By Paul Rossi, Director of Client Services, Foothold Technology
Recently, I had the privilege of presenting on a panel at the 2017 Governor’s Conference on Housing and Economic Development in Atlantic City, New Jersey. The session, The Intersection of Homelessness and Medicaid Use, featured Dr. Joel Cantor, Director of the Center for State Health Policy (CSHP) at Rutgers University, together with Katelyn Cunningham, formerly of Monarch Housing.
As part of the presentation, Ms. Cunningham provided an overview of research highlighting Medicaid and homelessness data from studies in Connecticut, Massachusetts and Michigan. I provided background on Continuum of Care programs, Homeless Management Information Systems (HMIS), the use of HMIS in New Jersey and the process by which de-duplicated services data was pulled from the HMIS to match with Medicaid claims data. While still very early in the research, Dr. Cantor provided a broader context for the study’s purpose and was able to share some preliminary findings.

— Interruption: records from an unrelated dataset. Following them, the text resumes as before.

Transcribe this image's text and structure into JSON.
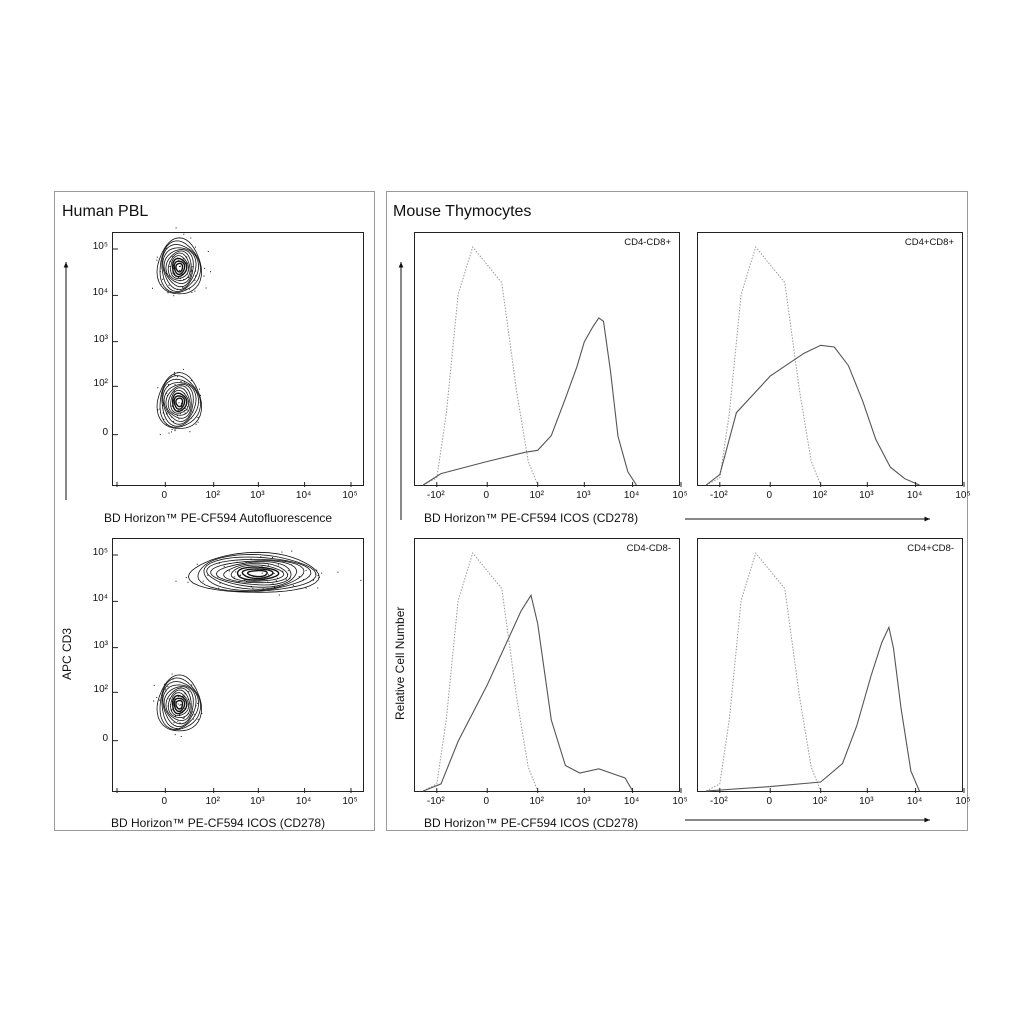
{
  "left_panel": {
    "title": "Human PBL",
    "y_axis_label": "APC  CD3",
    "top_plot": {
      "xlabel": "BD Horizon™ PE-CF594 Autofluorescence"
    },
    "bottom_plot": {
      "xlabel": "BD Horizon™ PE-CF594 ICOS (CD278)"
    },
    "x_ticks": [
      "0",
      "10²",
      "10³",
      "10⁴",
      "10⁵"
    ],
    "y_ticks": [
      "10⁵",
      "10⁴",
      "10³",
      "10²",
      "0"
    ]
  },
  "right_panel": {
    "title": "Mouse Thymocytes",
    "y_axis_label": "Relative Cell Number",
    "top_xlabel": "BD Horizon™ PE-CF594 ICOS (CD278)",
    "bottom_xlabel": "BD Horizon™ PE-CF594 ICOS (CD278)",
    "x_ticks": [
      "-10²",
      "0",
      "10²",
      "10³",
      "10⁴",
      "10⁵"
    ],
    "subplots": [
      {
        "label": "CD4-CD8+"
      },
      {
        "label": "CD4+CD8+"
      },
      {
        "label": "CD4-CD8-"
      },
      {
        "label": "CD4+CD8-"
      }
    ]
  },
  "chart_data": [
    {
      "type": "contour",
      "xlabel": "BD Horizon™ PE-CF594 Autofluorescence",
      "ylabel": "APC  CD3",
      "scale": "biexponential",
      "xlim": [
        -100,
        100000
      ],
      "ylim": [
        -100,
        100000
      ],
      "populations": [
        {
          "x_center": 10,
          "y_center": 40000,
          "kind": "CD3+"
        },
        {
          "x_center": 10,
          "y_center": 40,
          "kind": "CD3-"
        }
      ]
    },
    {
      "type": "contour",
      "xlabel": "BD Horizon™ PE-CF594 ICOS (CD278)",
      "ylabel": "APC  CD3",
      "scale": "biexponential",
      "xlim": [
        -100,
        100000
      ],
      "ylim": [
        -100,
        100000
      ],
      "populations": [
        {
          "x_center": 1000,
          "y_center": 40000,
          "kind": "CD3+"
        },
        {
          "x_center": 10,
          "y_center": 50,
          "kind": "CD3-"
        }
      ]
    },
    {
      "type": "histogram",
      "label": "CD4-CD8+",
      "xlabel": "BD Horizon™ PE-CF594 ICOS (CD278)",
      "ylabel": "Relative Cell Number",
      "series": [
        {
          "style": "dotted",
          "points": [
            [
              -200,
              0
            ],
            [
              -100,
              0.03
            ],
            [
              -60,
              0.3
            ],
            [
              -30,
              0.8
            ],
            [
              -10,
              1.0
            ],
            [
              10,
              0.85
            ],
            [
              30,
              0.4
            ],
            [
              60,
              0.1
            ],
            [
              100,
              0
            ]
          ]
        },
        {
          "style": "solid",
          "points": [
            [
              -200,
              0
            ],
            [
              -80,
              0.05
            ],
            [
              0,
              0.1
            ],
            [
              50,
              0.14
            ],
            [
              100,
              0.14
            ],
            [
              200,
              0.2
            ],
            [
              400,
              0.36
            ],
            [
              700,
              0.5
            ],
            [
              1000,
              0.6
            ],
            [
              1500,
              0.67
            ],
            [
              2000,
              0.7
            ],
            [
              2500,
              0.68
            ],
            [
              3500,
              0.48
            ],
            [
              5000,
              0.2
            ],
            [
              8000,
              0.06
            ],
            [
              12000,
              0
            ]
          ]
        }
      ]
    },
    {
      "type": "histogram",
      "label": "CD4+CD8+",
      "xlabel": "BD Horizon™ PE-CF594 ICOS (CD278)",
      "ylabel": "Relative Cell Number",
      "series": [
        {
          "style": "dotted",
          "points": [
            [
              -200,
              0
            ],
            [
              -100,
              0.03
            ],
            [
              -60,
              0.3
            ],
            [
              -30,
              0.8
            ],
            [
              -10,
              1.0
            ],
            [
              10,
              0.85
            ],
            [
              30,
              0.4
            ],
            [
              60,
              0.1
            ],
            [
              100,
              0
            ]
          ]
        },
        {
          "style": "solid",
          "points": [
            [
              -200,
              0
            ],
            [
              -100,
              0.05
            ],
            [
              -40,
              0.3
            ],
            [
              0,
              0.45
            ],
            [
              40,
              0.56
            ],
            [
              100,
              0.59
            ],
            [
              200,
              0.58
            ],
            [
              400,
              0.5
            ],
            [
              800,
              0.35
            ],
            [
              1500,
              0.2
            ],
            [
              3000,
              0.07
            ],
            [
              6000,
              0.02
            ],
            [
              12000,
              0
            ]
          ]
        }
      ]
    },
    {
      "type": "histogram",
      "label": "CD4-CD8-",
      "xlabel": "BD Horizon™ PE-CF594 ICOS (CD278)",
      "ylabel": "Relative Cell Number",
      "series": [
        {
          "style": "dotted",
          "points": [
            [
              -200,
              0
            ],
            [
              -100,
              0.03
            ],
            [
              -60,
              0.3
            ],
            [
              -30,
              0.8
            ],
            [
              -10,
              1.0
            ],
            [
              10,
              0.85
            ],
            [
              30,
              0.4
            ],
            [
              60,
              0.1
            ],
            [
              100,
              0
            ]
          ]
        },
        {
          "style": "solid",
          "points": [
            [
              -200,
              0
            ],
            [
              -80,
              0.03
            ],
            [
              -30,
              0.2
            ],
            [
              0,
              0.45
            ],
            [
              40,
              0.75
            ],
            [
              70,
              0.82
            ],
            [
              100,
              0.7
            ],
            [
              200,
              0.3
            ],
            [
              400,
              0.1
            ],
            [
              800,
              0.08
            ],
            [
              2000,
              0.09
            ],
            [
              4000,
              0.08
            ],
            [
              7000,
              0.05
            ],
            [
              10000,
              0
            ]
          ]
        }
      ]
    },
    {
      "type": "histogram",
      "label": "CD4+CD8-",
      "xlabel": "BD Horizon™ PE-CF594 ICOS (CD278)",
      "ylabel": "Relative Cell Number",
      "series": [
        {
          "style": "dotted",
          "points": [
            [
              -200,
              0
            ],
            [
              -100,
              0.03
            ],
            [
              -60,
              0.3
            ],
            [
              -30,
              0.8
            ],
            [
              -10,
              1.0
            ],
            [
              10,
              0.85
            ],
            [
              30,
              0.4
            ],
            [
              60,
              0.1
            ],
            [
              100,
              0
            ]
          ]
        },
        {
          "style": "solid",
          "points": [
            [
              -200,
              0
            ],
            [
              0,
              0.02
            ],
            [
              100,
              0.04
            ],
            [
              300,
              0.12
            ],
            [
              600,
              0.28
            ],
            [
              1200,
              0.48
            ],
            [
              2000,
              0.62
            ],
            [
              2800,
              0.69
            ],
            [
              3500,
              0.6
            ],
            [
              5000,
              0.35
            ],
            [
              8000,
              0.08
            ],
            [
              12000,
              0
            ]
          ]
        }
      ]
    }
  ]
}
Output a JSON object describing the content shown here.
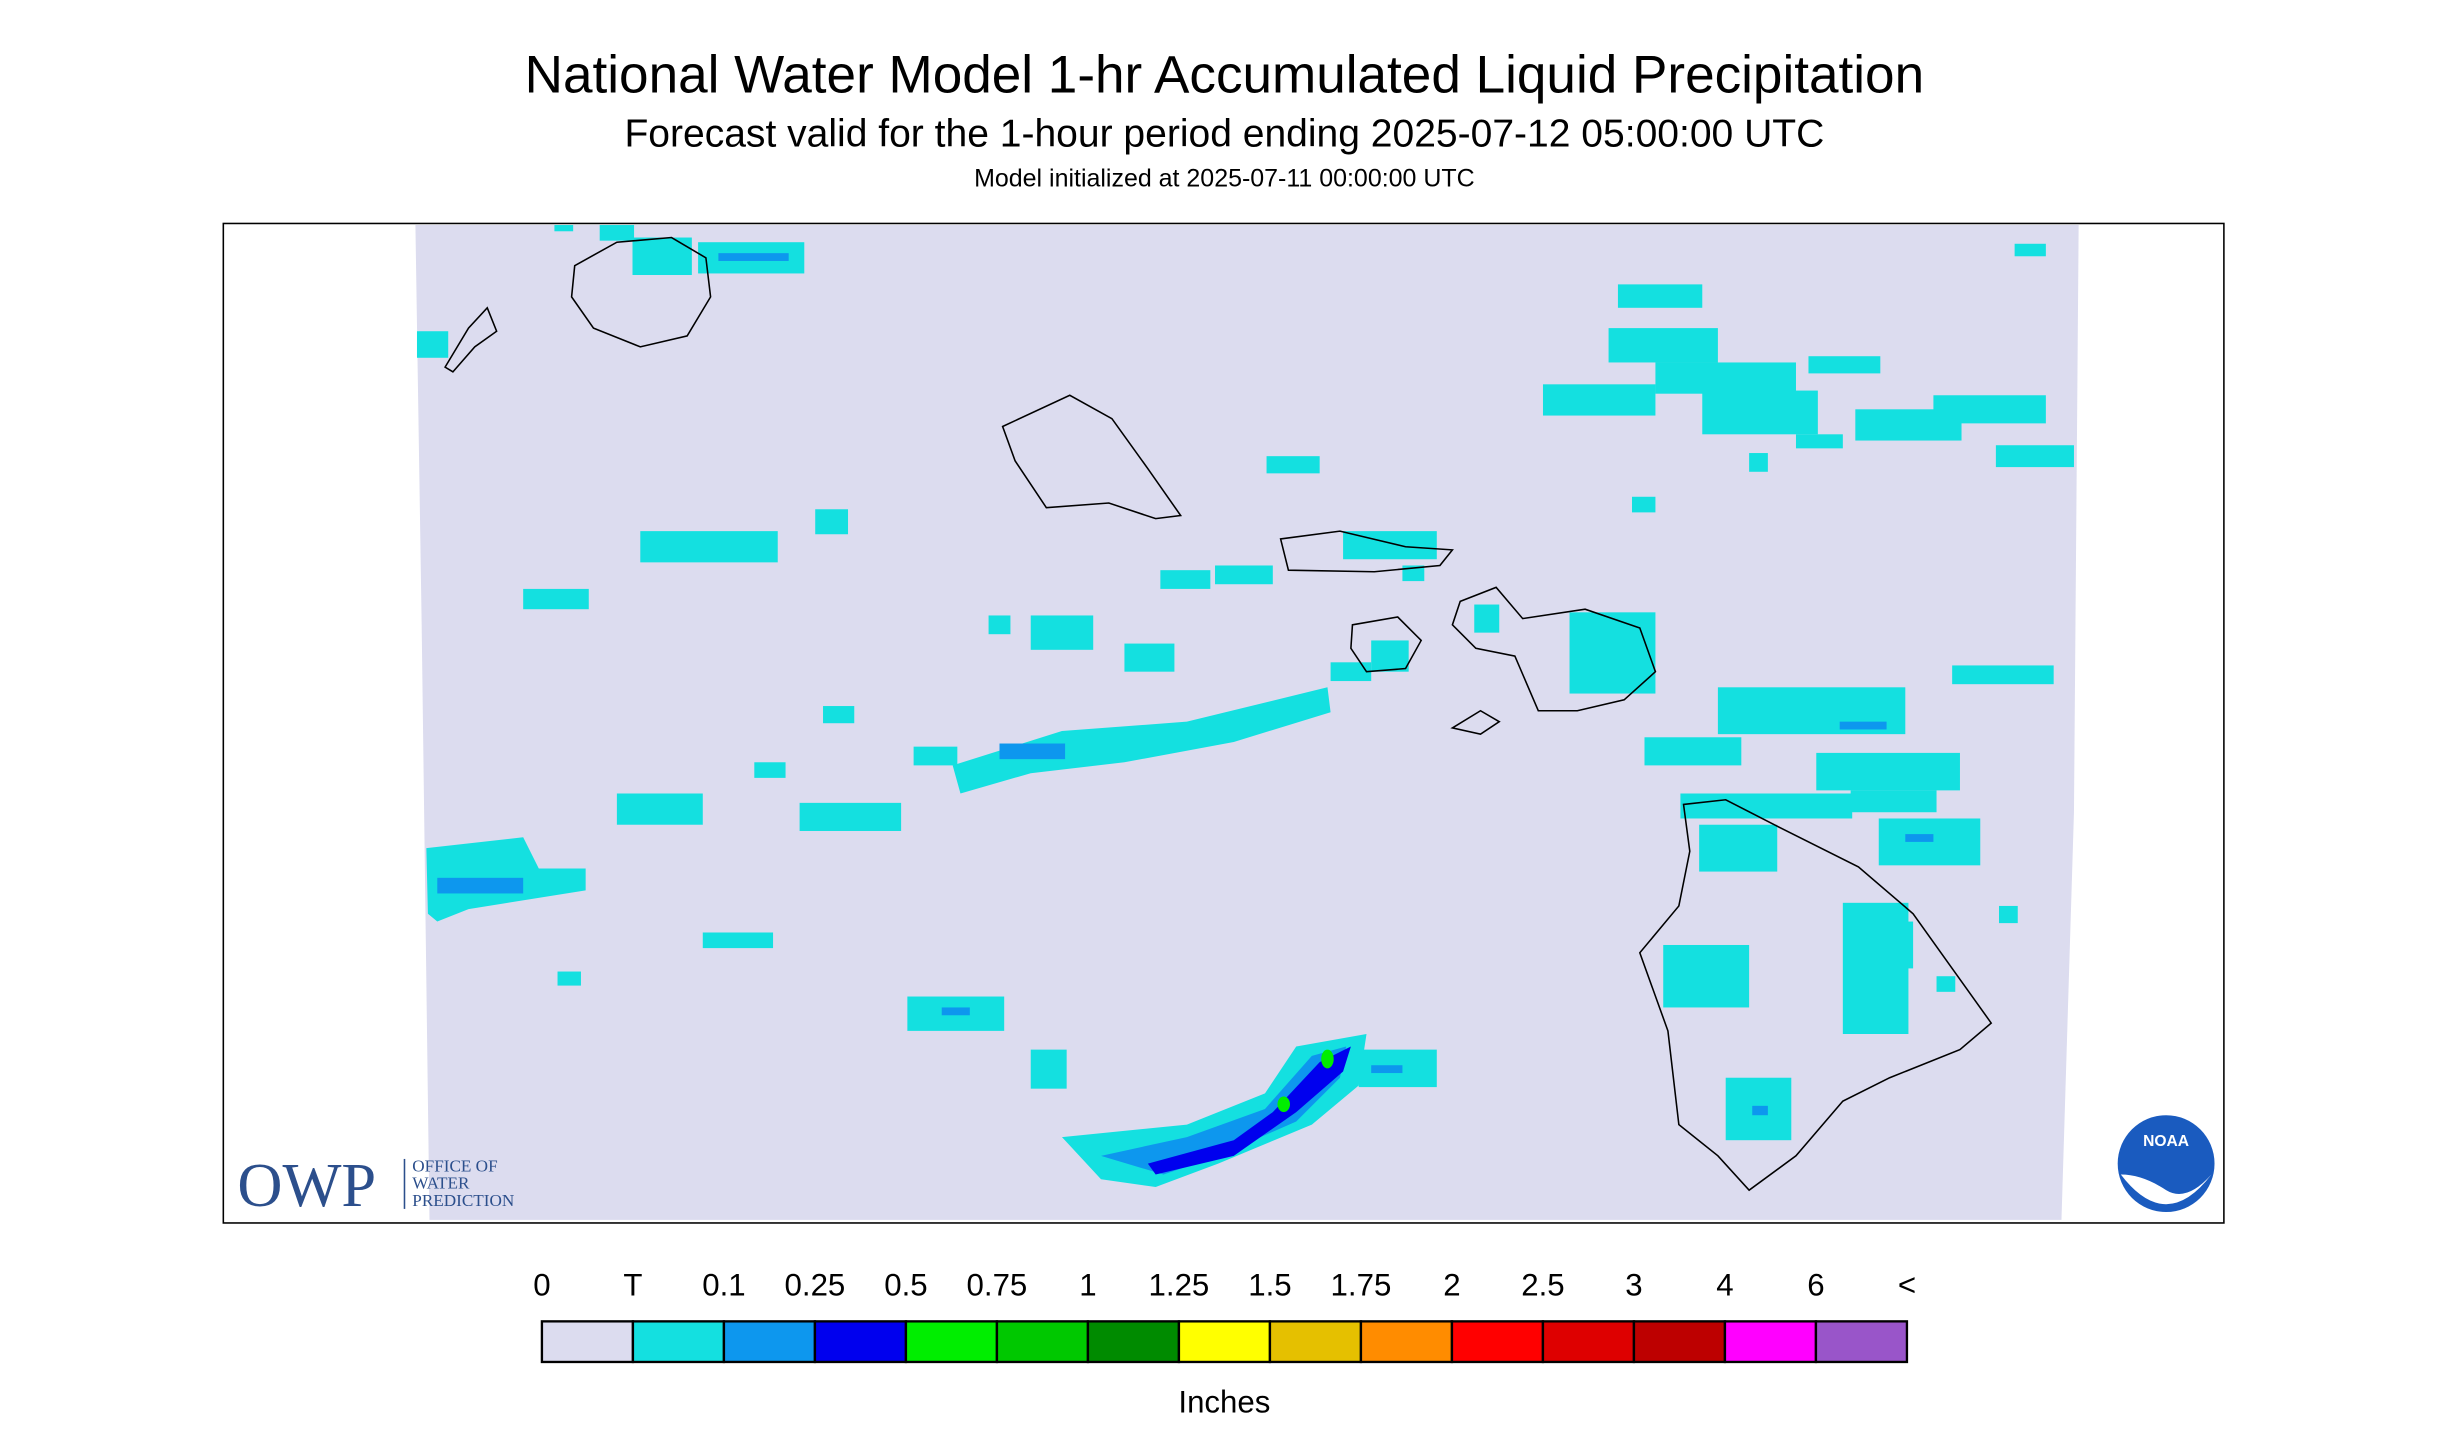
{
  "header": {
    "title": "National Water Model 1-hr Accumulated Liquid Precipitation",
    "subtitle": "Forecast valid for the 1-hour period ending 2025-07-12 05:00:00 UTC",
    "init": "Model initialized at 2025-07-11 00:00:00 UTC"
  },
  "legend": {
    "labels": [
      "0",
      "T",
      "0.1",
      "0.25",
      "0.5",
      "0.75",
      "1",
      "1.25",
      "1.5",
      "1.75",
      "2",
      "2.5",
      "3",
      "4",
      "6",
      "<"
    ],
    "colors": [
      "#dcdcef",
      "#14e0e0",
      "#0d97ee",
      "#0000ee",
      "#00ee00",
      "#00c800",
      "#008b00",
      "#ffff00",
      "#e5c000",
      "#ff8c00",
      "#ff0000",
      "#de0000",
      "#bd0000",
      "#ff00ff",
      "#9955c9"
    ],
    "unit": "Inches"
  },
  "logo": {
    "owp": "OWP",
    "lines": [
      "OFFICE OF",
      "WATER",
      "PREDICTION"
    ],
    "noaa": "NOAA"
  }
}
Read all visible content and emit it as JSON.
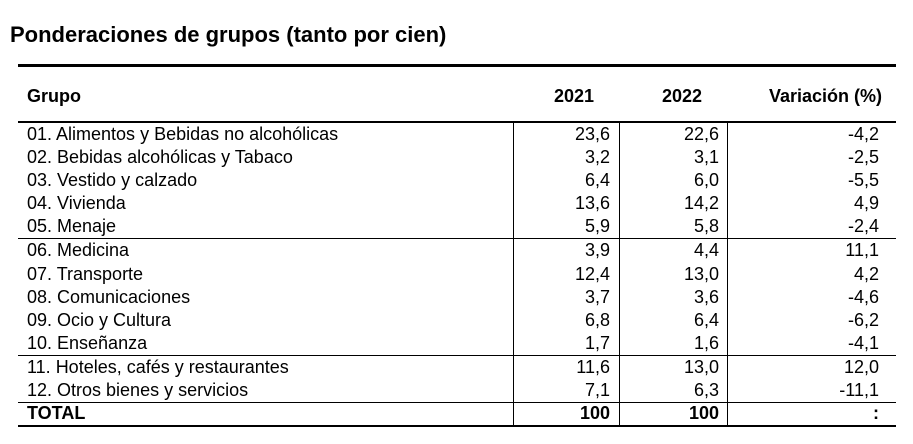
{
  "title": "Ponderaciones de grupos (tanto por cien)",
  "headers": {
    "grupo": "Grupo",
    "y2021": "2021",
    "y2022": "2022",
    "variacion": "Variación (%)"
  },
  "rows": [
    {
      "grupo": "01. Alimentos y Bebidas no alcohólicas",
      "y2021": "23,6",
      "y2022": "22,6",
      "variacion": "-4,2"
    },
    {
      "grupo": "02. Bebidas alcohólicas y Tabaco",
      "y2021": "3,2",
      "y2022": "3,1",
      "variacion": "-2,5"
    },
    {
      "grupo": "03. Vestido y calzado",
      "y2021": "6,4",
      "y2022": "6,0",
      "variacion": "-5,5"
    },
    {
      "grupo": "04. Vivienda",
      "y2021": "13,6",
      "y2022": "14,2",
      "variacion": "4,9"
    },
    {
      "grupo": "05. Menaje",
      "y2021": "5,9",
      "y2022": "5,8",
      "variacion": "-2,4"
    },
    {
      "grupo": "06. Medicina",
      "y2021": "3,9",
      "y2022": "4,4",
      "variacion": "11,1"
    },
    {
      "grupo": "07. Transporte",
      "y2021": "12,4",
      "y2022": "13,0",
      "variacion": "4,2"
    },
    {
      "grupo": "08. Comunicaciones",
      "y2021": "3,7",
      "y2022": "3,6",
      "variacion": "-4,6"
    },
    {
      "grupo": "09. Ocio y Cultura",
      "y2021": "6,8",
      "y2022": "6,4",
      "variacion": "-6,2"
    },
    {
      "grupo": "10. Enseñanza",
      "y2021": "1,7",
      "y2022": "1,6",
      "variacion": "-4,1"
    },
    {
      "grupo": "11. Hoteles, cafés y restaurantes",
      "y2021": "11,6",
      "y2022": "13,0",
      "variacion": "12,0"
    },
    {
      "grupo": "12. Otros bienes y servicios",
      "y2021": "7,1",
      "y2022": "6,3",
      "variacion": "-11,1"
    }
  ],
  "total": {
    "grupo": "TOTAL",
    "y2021": "100",
    "y2022": "100",
    "variacion": ":"
  }
}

Monarch Housing published some of the early findings on its website.
As panelists, we were excited to speak with attendees about these types of research studies and the use of data to drive policy, support decision-making, and provide a deeper analysis of outcomes. As I described in the presentation, for this project, in order to satisfy privacy concerns and comply with the law, the identification of HMIS and Medicaid matches was done outside of the principal research team. Once all of the data use agreements were in place, NJHMIS provided a dataset, containing client identifiers with an Encrypted Client ID (ECID) to the New Jersey Department of Human Services, Division of Medical Assistance and Health Services (DMAHS), to de-duplicate and match against five years of Medicaid and CHIP claims data. DMAHS provided the de-identified results (including the ECID) to CSHP and the NJHMIS provided a de-identified file of demographic and service data (linked to the ECID) to CSHP for the study.
Having been involved in NJ HMIS since its inception in 2003, I was delighted to see that years of data were being examined with a goal of identifying high utilizers of both homeless services and healthcare. With an eye towards identifying interventions and systems changes, this data can be used to help reduce both the length of time someone is homeless and the intensity of the use of healthcare services, while also reducing the demand on the system. Most importantly, by taking this approach, it’s my hope data can be used, in part, to support an overall improvement in health outcomes for some of the most vulnerable among us.